Figur 2: Tagesgang der Temperatur in Bern am 23. Juni 2003. Deutlich ist das abrupte Ende des Temperaturanstiegs am Nachmittag zu erkennen.

Tagesmittelwerte im Vergleich

Eine Hitzeperiode wird nicht allein über die maximalen Temperaturen charakterisiert. Die nächtliche Abkühlung spielt für die gesamte Temperaturentwicklung eine nicht minder wichtige Rolle. Deshalb geben die Tagesmittelwerte der Temperatur einen guten summarischen Überblick zur Entwicklung der Wärme. In Figur 3 ist der Verlauf der Tagesmittel-Temperaturen für die drei Hitzeperioden Juni 1976, Juni 2002 und Juni 2003 für einige Stationen aus den Niederungen der Schweiz ersichtlich. Am 23. Juni 2003 übertrafen die Tagesmittelwerte an mehreren Stationen die höchsten Werte aus dem Vorjahr. Ganz deutlich wird dies in der Grafik der Station Genève. Einige Stationen verzeichneten gleichzeitig die höchsten Juni-Tagesmittelwerte in der Messreihe. So z.B. Genève, Neuchâtel, Zürich und St. Gallen.

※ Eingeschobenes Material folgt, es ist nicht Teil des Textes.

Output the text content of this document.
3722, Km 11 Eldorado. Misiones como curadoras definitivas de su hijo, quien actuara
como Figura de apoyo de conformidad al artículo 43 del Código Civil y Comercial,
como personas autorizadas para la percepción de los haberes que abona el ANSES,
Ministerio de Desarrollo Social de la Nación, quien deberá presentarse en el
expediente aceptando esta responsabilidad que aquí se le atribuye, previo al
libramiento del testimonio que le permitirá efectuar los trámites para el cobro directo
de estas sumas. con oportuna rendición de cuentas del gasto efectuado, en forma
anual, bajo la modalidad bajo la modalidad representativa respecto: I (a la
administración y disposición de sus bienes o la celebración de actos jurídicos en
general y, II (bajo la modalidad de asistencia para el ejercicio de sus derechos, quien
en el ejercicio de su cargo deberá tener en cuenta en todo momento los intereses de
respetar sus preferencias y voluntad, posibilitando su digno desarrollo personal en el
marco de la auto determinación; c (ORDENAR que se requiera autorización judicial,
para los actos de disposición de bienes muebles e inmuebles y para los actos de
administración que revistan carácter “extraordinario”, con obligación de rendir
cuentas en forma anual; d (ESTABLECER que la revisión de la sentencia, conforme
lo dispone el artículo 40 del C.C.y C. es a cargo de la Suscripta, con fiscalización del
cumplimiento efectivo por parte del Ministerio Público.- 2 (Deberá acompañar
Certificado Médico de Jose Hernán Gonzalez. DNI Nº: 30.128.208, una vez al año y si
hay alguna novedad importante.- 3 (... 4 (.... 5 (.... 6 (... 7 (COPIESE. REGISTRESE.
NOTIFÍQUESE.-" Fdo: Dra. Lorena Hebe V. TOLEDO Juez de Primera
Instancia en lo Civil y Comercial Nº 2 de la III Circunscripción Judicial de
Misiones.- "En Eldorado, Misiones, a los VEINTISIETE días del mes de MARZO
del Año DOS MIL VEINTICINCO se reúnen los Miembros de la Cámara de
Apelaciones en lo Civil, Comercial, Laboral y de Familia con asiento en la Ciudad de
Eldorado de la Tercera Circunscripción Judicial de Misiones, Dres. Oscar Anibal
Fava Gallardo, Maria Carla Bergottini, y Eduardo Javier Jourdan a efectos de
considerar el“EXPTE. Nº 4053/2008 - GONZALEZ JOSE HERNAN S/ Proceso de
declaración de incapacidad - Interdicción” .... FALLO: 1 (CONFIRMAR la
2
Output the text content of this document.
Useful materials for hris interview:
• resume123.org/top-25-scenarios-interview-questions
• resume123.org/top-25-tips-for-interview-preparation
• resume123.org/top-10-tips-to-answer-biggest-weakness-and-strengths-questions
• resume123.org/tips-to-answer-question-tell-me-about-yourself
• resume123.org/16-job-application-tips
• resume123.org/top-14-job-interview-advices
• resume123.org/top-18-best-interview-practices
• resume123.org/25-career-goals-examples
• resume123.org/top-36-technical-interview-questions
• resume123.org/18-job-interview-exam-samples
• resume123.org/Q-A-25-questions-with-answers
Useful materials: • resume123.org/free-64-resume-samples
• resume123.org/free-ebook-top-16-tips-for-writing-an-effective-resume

In Chur stieg das Tagesmittel am letzten Tag der Hitzeperiode auf den höchsten Wert (Figur 3). Grund dafür war die zusätzliche Erwärmung durch Föhnluft. Mit dem Zusammenbruch des Föhns und dem Vorrücken der Kaltfront aus Westen ging die aussergewöhnliche Hitzeperiode präzis auf das Monatsende hin zu Ende.

 

tagesmitteltemperatur juni basel
tagesmitteltemperatur juni bern
tagesmitteltemperatur juni chur
tagesmitteltemperatur juni genf
tagesmitteltemperatur juni lugano
tagesmitteltemperatur juni sion
tagesmitteltemperatur juni zürich

Figur 3: Verlauf der Tagesmittel-Temperaturen für die drei Hitzeperioden Juni 1976, Juni 2002 und Juni 2003 für die Stationen Basel, Bern, Chur, Genève, Lugano, Sion und Zürich.